Le dernier exil d’Aziz Chouaki



Le dernier exil d’Aziz Chouaki


Aziz Chouaki n’est plus. On a du mal à formuler cette phrase lourde de peine. C’est RFI qui a l’annoncé mardi soir. Il est décédé mardi. Estomaqué, il a fallu un certain temps pour comprendre et accepter cette terrible nouvelle, ce couperet, ce mot fin. Le dernier acte d’une vie consacrée à l’expression artistique. En Algérie, on se souvient de son roman Baya. Un véritable objet nouveau à l’époque dans l’Algérie du début des années 1990 qui cherchait et perdait ses marques dans le même temps. Un livre annonciateur d’un nouveau souffle qui tardait à arriver mais on sentait les braises chaudes, presque réconfortantes. Pourtant, avant le paisible horizon qu’on cherche encore par centaines de milliers dans les rues algériennes, il y eut les années de sang et de fureur.
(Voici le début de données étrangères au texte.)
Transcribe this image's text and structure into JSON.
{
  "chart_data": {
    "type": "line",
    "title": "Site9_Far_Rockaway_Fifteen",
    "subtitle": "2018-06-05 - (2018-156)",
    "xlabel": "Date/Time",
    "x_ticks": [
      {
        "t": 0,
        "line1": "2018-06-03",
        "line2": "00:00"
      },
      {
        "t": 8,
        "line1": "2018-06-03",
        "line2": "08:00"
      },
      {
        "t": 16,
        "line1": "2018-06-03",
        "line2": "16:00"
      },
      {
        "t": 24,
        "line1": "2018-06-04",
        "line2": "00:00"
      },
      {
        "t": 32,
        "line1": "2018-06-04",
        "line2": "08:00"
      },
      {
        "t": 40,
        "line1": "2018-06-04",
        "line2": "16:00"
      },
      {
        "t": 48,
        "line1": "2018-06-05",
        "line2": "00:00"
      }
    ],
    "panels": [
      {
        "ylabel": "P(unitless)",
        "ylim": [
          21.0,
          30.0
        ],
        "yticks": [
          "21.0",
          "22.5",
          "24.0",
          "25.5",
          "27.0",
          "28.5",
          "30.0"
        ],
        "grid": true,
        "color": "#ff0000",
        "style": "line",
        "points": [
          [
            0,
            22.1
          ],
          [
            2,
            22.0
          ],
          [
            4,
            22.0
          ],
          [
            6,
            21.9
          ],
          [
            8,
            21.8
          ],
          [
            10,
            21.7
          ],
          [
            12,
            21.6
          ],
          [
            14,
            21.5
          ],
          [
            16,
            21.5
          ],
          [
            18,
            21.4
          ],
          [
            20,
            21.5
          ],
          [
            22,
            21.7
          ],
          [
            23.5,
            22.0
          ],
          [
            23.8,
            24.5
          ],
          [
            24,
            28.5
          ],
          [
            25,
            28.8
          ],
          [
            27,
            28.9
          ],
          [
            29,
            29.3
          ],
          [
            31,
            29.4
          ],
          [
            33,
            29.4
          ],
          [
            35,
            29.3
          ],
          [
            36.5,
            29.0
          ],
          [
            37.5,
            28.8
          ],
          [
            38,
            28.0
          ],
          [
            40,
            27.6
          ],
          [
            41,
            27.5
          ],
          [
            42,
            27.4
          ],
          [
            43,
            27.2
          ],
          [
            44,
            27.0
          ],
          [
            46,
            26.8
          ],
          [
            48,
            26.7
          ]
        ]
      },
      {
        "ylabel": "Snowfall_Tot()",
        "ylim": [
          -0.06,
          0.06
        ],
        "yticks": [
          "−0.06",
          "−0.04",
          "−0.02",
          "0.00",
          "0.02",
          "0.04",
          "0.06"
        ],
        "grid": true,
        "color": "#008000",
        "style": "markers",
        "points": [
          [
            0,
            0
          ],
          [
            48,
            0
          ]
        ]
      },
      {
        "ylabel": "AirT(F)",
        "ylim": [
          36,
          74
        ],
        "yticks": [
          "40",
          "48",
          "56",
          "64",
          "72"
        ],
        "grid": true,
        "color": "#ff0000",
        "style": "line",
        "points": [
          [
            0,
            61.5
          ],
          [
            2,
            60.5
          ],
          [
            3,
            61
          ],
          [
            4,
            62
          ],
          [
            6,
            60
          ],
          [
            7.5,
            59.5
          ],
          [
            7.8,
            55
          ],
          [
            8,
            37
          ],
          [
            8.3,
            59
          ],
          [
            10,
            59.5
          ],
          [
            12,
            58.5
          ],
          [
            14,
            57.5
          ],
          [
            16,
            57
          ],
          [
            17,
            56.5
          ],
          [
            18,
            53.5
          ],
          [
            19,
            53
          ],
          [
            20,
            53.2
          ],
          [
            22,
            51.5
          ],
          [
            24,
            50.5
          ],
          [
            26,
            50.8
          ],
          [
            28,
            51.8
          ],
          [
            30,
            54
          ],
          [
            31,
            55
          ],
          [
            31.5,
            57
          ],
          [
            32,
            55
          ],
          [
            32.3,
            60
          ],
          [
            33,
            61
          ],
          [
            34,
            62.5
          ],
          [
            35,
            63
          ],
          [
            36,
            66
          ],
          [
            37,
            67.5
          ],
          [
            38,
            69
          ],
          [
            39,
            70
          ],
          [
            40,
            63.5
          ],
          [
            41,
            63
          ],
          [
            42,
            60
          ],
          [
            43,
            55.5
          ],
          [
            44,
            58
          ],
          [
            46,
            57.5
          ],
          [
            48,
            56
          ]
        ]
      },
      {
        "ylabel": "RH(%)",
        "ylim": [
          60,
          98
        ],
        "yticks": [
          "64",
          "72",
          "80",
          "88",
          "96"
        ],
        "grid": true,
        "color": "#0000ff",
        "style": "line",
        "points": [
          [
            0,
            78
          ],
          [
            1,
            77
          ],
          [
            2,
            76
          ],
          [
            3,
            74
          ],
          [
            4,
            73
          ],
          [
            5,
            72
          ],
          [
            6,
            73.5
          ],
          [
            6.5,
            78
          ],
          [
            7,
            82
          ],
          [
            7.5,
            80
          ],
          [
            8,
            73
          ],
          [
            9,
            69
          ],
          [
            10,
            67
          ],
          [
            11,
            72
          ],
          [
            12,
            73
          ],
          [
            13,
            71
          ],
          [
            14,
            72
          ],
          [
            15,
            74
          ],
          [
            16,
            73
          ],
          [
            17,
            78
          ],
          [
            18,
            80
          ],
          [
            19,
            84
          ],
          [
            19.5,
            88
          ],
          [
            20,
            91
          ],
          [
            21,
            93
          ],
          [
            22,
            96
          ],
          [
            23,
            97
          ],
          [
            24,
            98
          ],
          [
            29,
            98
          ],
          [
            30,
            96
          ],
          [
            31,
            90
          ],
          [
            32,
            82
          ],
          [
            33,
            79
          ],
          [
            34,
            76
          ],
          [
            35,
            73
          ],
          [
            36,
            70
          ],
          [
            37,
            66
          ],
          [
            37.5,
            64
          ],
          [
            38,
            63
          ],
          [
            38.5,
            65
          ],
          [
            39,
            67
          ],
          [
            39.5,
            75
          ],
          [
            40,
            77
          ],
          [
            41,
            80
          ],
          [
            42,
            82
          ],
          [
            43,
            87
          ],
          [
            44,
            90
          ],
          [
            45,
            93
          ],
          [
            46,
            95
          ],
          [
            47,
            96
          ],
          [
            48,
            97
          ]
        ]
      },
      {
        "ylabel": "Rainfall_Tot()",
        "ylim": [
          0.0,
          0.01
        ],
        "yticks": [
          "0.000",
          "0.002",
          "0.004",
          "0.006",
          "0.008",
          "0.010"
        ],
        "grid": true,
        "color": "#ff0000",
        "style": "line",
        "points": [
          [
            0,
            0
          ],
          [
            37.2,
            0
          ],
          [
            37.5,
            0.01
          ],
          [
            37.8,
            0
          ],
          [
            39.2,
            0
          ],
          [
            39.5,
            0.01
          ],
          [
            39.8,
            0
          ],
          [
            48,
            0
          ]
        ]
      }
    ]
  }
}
Pour Aziz Chouaki, en 1991, ce fut la sentence implacable : l’exil. Se mettre à l’abri avec le troublant éloignement de tout ce qui le faisait vivre et respirer. Cela l’a obsédé.
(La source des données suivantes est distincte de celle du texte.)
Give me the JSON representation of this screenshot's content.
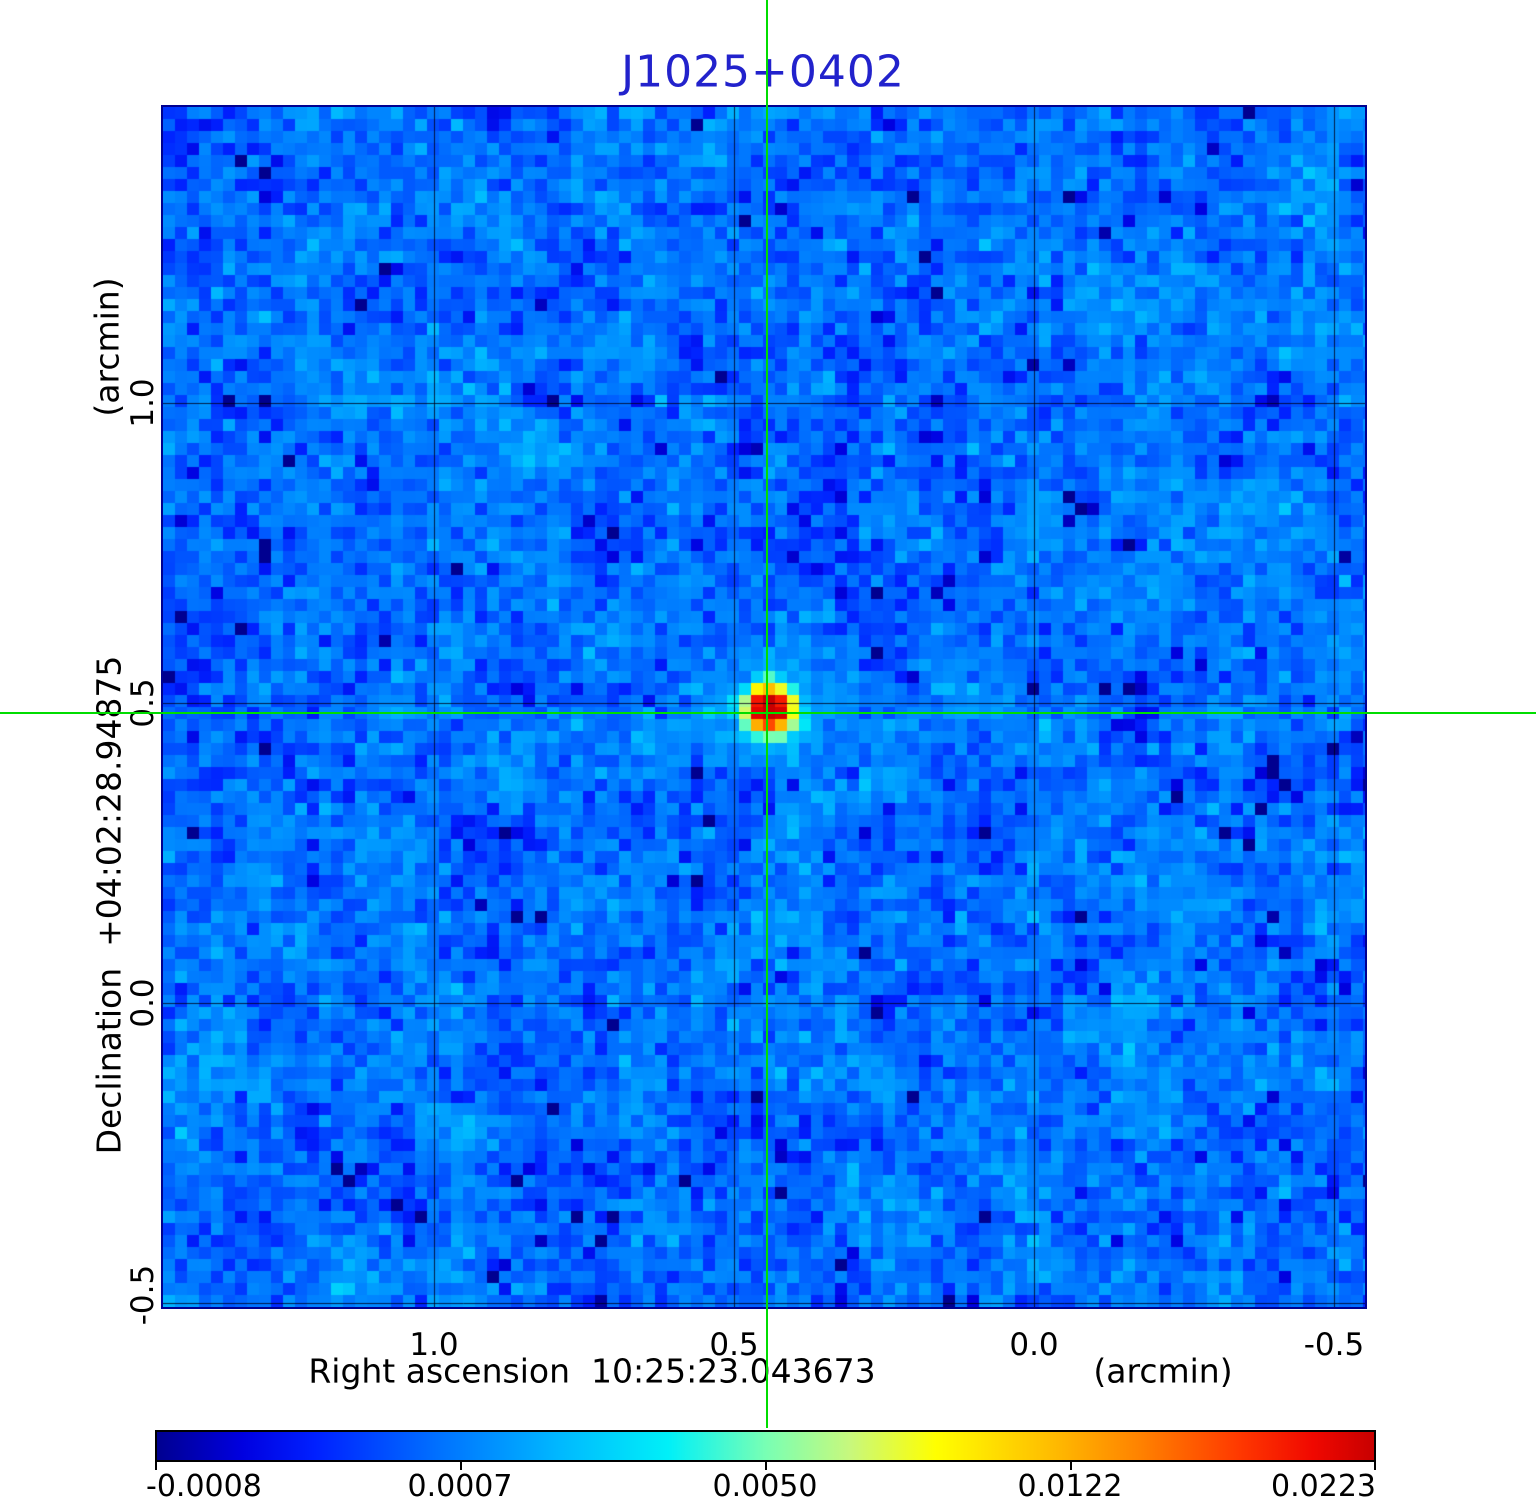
{
  "title": {
    "text": "J1025+0402",
    "color": "#2222cc"
  },
  "y_axis": {
    "unit_label": "(arcmin)",
    "title": "Declination  +04:02:28.94875",
    "tick_labels": [
      "1.0",
      "0.5",
      "0.0",
      "-0.5"
    ]
  },
  "x_axis": {
    "title": "Right ascension  10:25:23.043673",
    "unit_label": "(arcmin)",
    "tick_labels": [
      "1.0",
      "0.5",
      "0.0",
      "-0.5"
    ]
  },
  "crosshair": {
    "color": "#00dd00",
    "ra": "10:25:23.043673",
    "dec": "+04:02:28.94875"
  },
  "image": {
    "border_color": "#000090",
    "grid_color": "rgba(0,0,25,0.8)"
  },
  "colorbar": {
    "tick_labels": [
      "-0.0008",
      "0.0007",
      "0.0050",
      "0.0122",
      "0.0223"
    ],
    "gradient_stops": [
      [
        0.0,
        "#000090"
      ],
      [
        0.07,
        "#0000e0"
      ],
      [
        0.13,
        "#0020ff"
      ],
      [
        0.23,
        "#0070ff"
      ],
      [
        0.33,
        "#00b8ff"
      ],
      [
        0.42,
        "#00f0f8"
      ],
      [
        0.5,
        "#78ffb4"
      ],
      [
        0.57,
        "#c8f87c"
      ],
      [
        0.64,
        "#ffff00"
      ],
      [
        0.73,
        "#ffc000"
      ],
      [
        0.81,
        "#ff8000"
      ],
      [
        0.89,
        "#ff3800"
      ],
      [
        0.95,
        "#f00800"
      ],
      [
        1.0,
        "#c80000"
      ]
    ]
  },
  "chart_data": {
    "type": "heatmap",
    "title": "J1025+0402",
    "xlabel": "Right ascension 10:25:23.043673 (arcmin)",
    "ylabel": "Declination +04:02:28.94875 (arcmin)",
    "x_ticks_arcmin": [
      1.0,
      0.5,
      0.0,
      -0.5
    ],
    "y_ticks_arcmin": [
      -0.5,
      0.0,
      0.5,
      1.0
    ],
    "x_range_arcmin": [
      1.45,
      -0.55
    ],
    "y_range_arcmin": [
      -0.51,
      1.49
    ],
    "grid": true,
    "colorbar_ticks": [
      -0.0008,
      0.0007,
      0.005,
      0.0122,
      0.0223
    ],
    "colorbar_scale": "sqrt-like (ticks evenly spaced, quadratic in value)",
    "colormap": "rainbow: dark blue - blue - cyan - pale green - yellow - orange - red - dark red",
    "background": "blocky blue noise, typical pixel value ~0.0005",
    "source": {
      "name": "J1025+0402",
      "ra": "10:25:23.043673",
      "dec": "+04:02:28.94875",
      "x_offset_arcmin": 0.445,
      "y_offset_arcmin": 0.483,
      "peak_value": 0.0223,
      "marker": "full-frame green crosshair centered on compact red point source"
    }
  }
}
Il n’en est jamais revenu, il n’en reviendra pas.

Chaque fois qu’on le rencontrait, à Paris, ou à Avignon où il venait souvent pour présenter ses pièces (Les oranges, El maestro, Espéranza, etc…), il transpirait l’épreuve, la peine, la difficulté à vivre couper de ses racines qu’il faisait fructifier sur un sol accueillant mais taiseux sur son errance.

Heureux cependant de voir ses pièces reprises sans interruption ou presque depuis les années 90, par des auteurs différents, certains très jeunes qui n’ont pas connu les aléas de la relégation à des centaines de kilomètres de son Alger, capitale de sa douleur, pour paraphraser Paul Eluard.
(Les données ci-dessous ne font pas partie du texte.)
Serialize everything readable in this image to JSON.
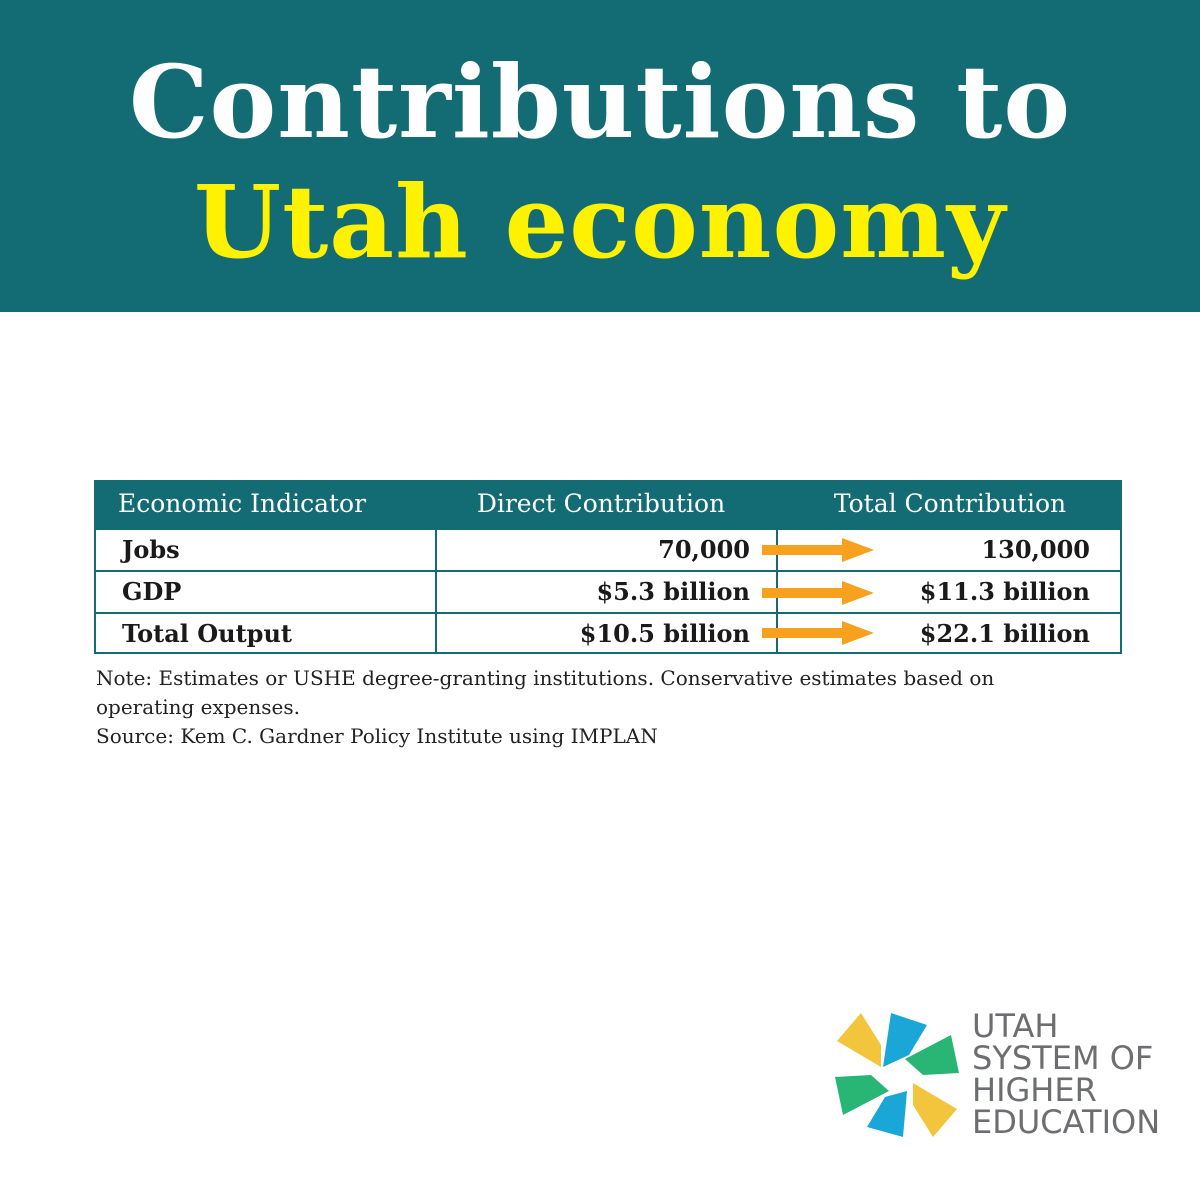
{
  "title": {
    "line1": "Contributions to",
    "line2": "Utah economy"
  },
  "colors": {
    "banner": "#136b73",
    "title_line1": "#ffffff",
    "title_line2": "#fff200",
    "arrow": "#f7a11e",
    "text": "#1a1a1a"
  },
  "chart_data": {
    "type": "table",
    "columns": [
      "Economic Indicator",
      "Direct Contribution",
      "Total Contribution"
    ],
    "rows": [
      {
        "indicator": "Jobs",
        "direct": "70,000",
        "total": "130,000",
        "direct_value": 70000,
        "total_value": 130000
      },
      {
        "indicator": "GDP",
        "direct": "$5.3 billion",
        "total": "$11.3 billion",
        "direct_value": 5.3,
        "total_value": 11.3
      },
      {
        "indicator": "Total Output",
        "direct": "$10.5 billion",
        "total": "$22.1 billion",
        "direct_value": 10.5,
        "total_value": 22.1
      }
    ]
  },
  "notes": {
    "note": "Note: Estimates or USHE degree-granting institutions. Conservative estimates based on operating expenses.",
    "source": "Source: Kem C. Gardner Policy Institute using IMPLAN"
  },
  "logo": {
    "lines": [
      "UTAH",
      "SYSTEM OF",
      "HIGHER",
      "EDUCATION"
    ],
    "icon": "pinwheel-logo-icon"
  }
}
La migration forcée qui a été la sienne, il ne pouvait plus la taire. Ces dernières œuvres en sont emplies jusqu’au dégoût, même si l’humour du titi algérois pointe toujours. On sait la force de la dérision dont la ville blanche fait preuve. Dans son dernier spectacle les migrants sont encore présents. Avec Nénesse, il continue de pagayer sur l’océan d’indifférence. Réactionnaire radical », c’est ainsi que se définit Nénesse, diminué par un AVC, râleur impénitent et raciste assumé. Avec sa compagne au chômage, Gina, ils ont trouvé une solution pour payer leurs impôts : installer un Algeco® dans leur appartement et le louer 500 euros à des sans-papiers.

On le voit, Aziz Chouaki n’aura eu de cesse d’interpeller sur les eaux en furies qui détruisent les aspirations à vire dans la dignité. Il le faisait avec le talent qu’on doit à Molière ; faire rire alors qu’on devrait en pleurer. A présent, à 67 ans, Aziz Chouaki rejoint la migration des étoiles. Repose en paix, ami Aziz !

Réaction d’Abdel Bouchama, comédien
« Je jure d’enterrer à jamais cette balle le jour où tous les gens de cette terre d’Algérie s’aimeront comme s’aiment les oranges ». C’est tout l’amour d’Aziz Chouaki pour l’Algérie qu’il évoque notamment dans sa pièce : ‘‘Les oranges’’. J’ai eu le plaisir de jouer ce texte deux années durant au festival d’Avignon avec l’accord d’Aziz qui nous a fait l’honneur d’assister au spectacle en 2017.
Aziz, un poète à la parole fluide et intense est parti rejoindre ses frères d’armes, Mouloud Ferraoun, Tahar Djaout, Assia Djebar et tant d’autres… Triste jour pour les mots qui roulent de travers comme sonnés par un uppercut…
De ton nouvel exil, je t’imagine suivre et soutenir le peuple algérien dans sa révolution. Au revoir Aziz.